27 juillet 2001 - Le gouvernement marocain s'est imposé comme objectif pour 2010, l'augmentation de 1% du montant du produit intérieur brut (PIB) qui sera attribué à la recherche et au développement (R&D).

Ce qui équivaut à plus que doubler les 0,4% du revenu national attribués à ce jour à la recherche et au développement et correspond à trois fois la somme investie en 1998 (0,3%).

Cette croissance de l'investissement fait partie intégrante d'une stratégie prépondérante visant à faire de la recherche une priorité nationale et un facteur clé du développement du pays dans les années à venir.

Parmi les projets ambitieux soulignés dans le plan quinquennal pour 2000-2004 figure la création de l'Institut Marocain de l'Information Scientifique et Technique et l'installation de centres et de laboratoires dans le domaine de l'eau et de l'énergie ainsi qu'un important soutien financier pour la recherche fondamentale.

Figure également parmi ces projets, la création d'un réseau informatique inter-universités qui portera le nom de MARWAN (Morocco Wide Area Network) et sera destiné à l'éducation, la formation et la recherche.

Par ailleurs, le Gouvernement a prévu la création d'un Institut d'études et de recherche sur les plantes aromatiques et médicinales ainsi qu'un centre d'études et de recherche sahariennes. Les laboratoires de recherche seront équipés de matériel de très haute technologie et bénéficieront d'un appui à la recherche dans les disciplines des sciences humaines et sociales.

Fruit d'une large consultation nationale, le plan quinquennal laisse apparaître six programmes thématiques dans la recherche scientifique ayant pour objectif l'amélioration de la qualité de la vie ; de la connaissance, la préservation et la valorisation des ressources naturelles ; du développement socio-économique et culturel ; des sciences et des technologies de l'information ; de l'agriculture en conditions difficiles ; de l'innovation et de la compétitivité des entreprises. En 1999-2000, 104 projets sur 340 ont été retenus et 412 projets sont en cours d'évaluation pour cette année.

Afin d'encourager et de faciliter la coopération universités-industries, une structure d'interfaces sera implantée dans six universités marocaines et dans d'autres institutions d'enseignement supérieur. Le gouvernement a également prévu la formation d'experts en génie industriel et la création d'un site Internet dans ce domaine ainsi que l'établissement d'un réseau marocain d'incubateurs. Dans les trois prochaines années, près de 300 entreprises seront vivement incitées à moderniser leurs installations et à "rafraîchir" leur savoir-faire.

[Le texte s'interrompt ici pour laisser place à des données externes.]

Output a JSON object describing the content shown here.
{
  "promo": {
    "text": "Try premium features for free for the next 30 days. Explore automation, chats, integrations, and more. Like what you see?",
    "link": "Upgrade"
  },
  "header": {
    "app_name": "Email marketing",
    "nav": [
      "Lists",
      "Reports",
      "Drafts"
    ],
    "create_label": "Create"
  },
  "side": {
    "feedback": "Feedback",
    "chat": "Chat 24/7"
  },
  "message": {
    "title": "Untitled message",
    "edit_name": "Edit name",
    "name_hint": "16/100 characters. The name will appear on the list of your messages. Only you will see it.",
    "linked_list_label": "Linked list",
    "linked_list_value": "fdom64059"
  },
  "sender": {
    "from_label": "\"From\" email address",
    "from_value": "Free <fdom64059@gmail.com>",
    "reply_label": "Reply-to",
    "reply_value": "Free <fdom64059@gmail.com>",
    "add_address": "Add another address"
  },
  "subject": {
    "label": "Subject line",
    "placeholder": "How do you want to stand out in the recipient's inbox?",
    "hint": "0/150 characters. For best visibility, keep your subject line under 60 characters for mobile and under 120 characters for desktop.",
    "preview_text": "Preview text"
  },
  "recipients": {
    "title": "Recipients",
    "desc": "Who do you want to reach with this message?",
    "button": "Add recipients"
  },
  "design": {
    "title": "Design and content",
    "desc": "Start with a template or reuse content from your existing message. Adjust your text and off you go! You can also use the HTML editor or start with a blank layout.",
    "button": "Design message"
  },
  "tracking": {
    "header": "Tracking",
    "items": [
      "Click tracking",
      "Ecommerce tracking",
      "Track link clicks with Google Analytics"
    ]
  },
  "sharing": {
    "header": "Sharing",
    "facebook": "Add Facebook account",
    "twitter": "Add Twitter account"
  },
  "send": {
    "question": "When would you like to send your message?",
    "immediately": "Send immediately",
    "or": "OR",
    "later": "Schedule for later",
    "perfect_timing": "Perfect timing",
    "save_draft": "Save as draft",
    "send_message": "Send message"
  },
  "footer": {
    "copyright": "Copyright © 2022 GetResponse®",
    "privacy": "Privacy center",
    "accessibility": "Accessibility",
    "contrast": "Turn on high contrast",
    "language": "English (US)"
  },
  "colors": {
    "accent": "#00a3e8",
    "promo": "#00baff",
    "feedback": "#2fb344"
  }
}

Afin de renforcer la coordination dans le domaine de la recherche, le plan gouvernemental de restructuration prévoit la création d'une autorité gouvernementale pour la recherche et la création d'un comité interministériel permanent qui sera chargé de conseiller le gouvernement en matière de recherche et de développement.

Le Centre national de coordination et de planification de la recherche scientifique et technique, (CNCPRST) sera remplacé par le Centre national de recherche scientifique et technique, (CNRST) et parallèlement, le gouvernement mettra en place un organisme non lucratif composé d'experts issus des secteurs privés et publics afin de promouvoir la recherche et la formation.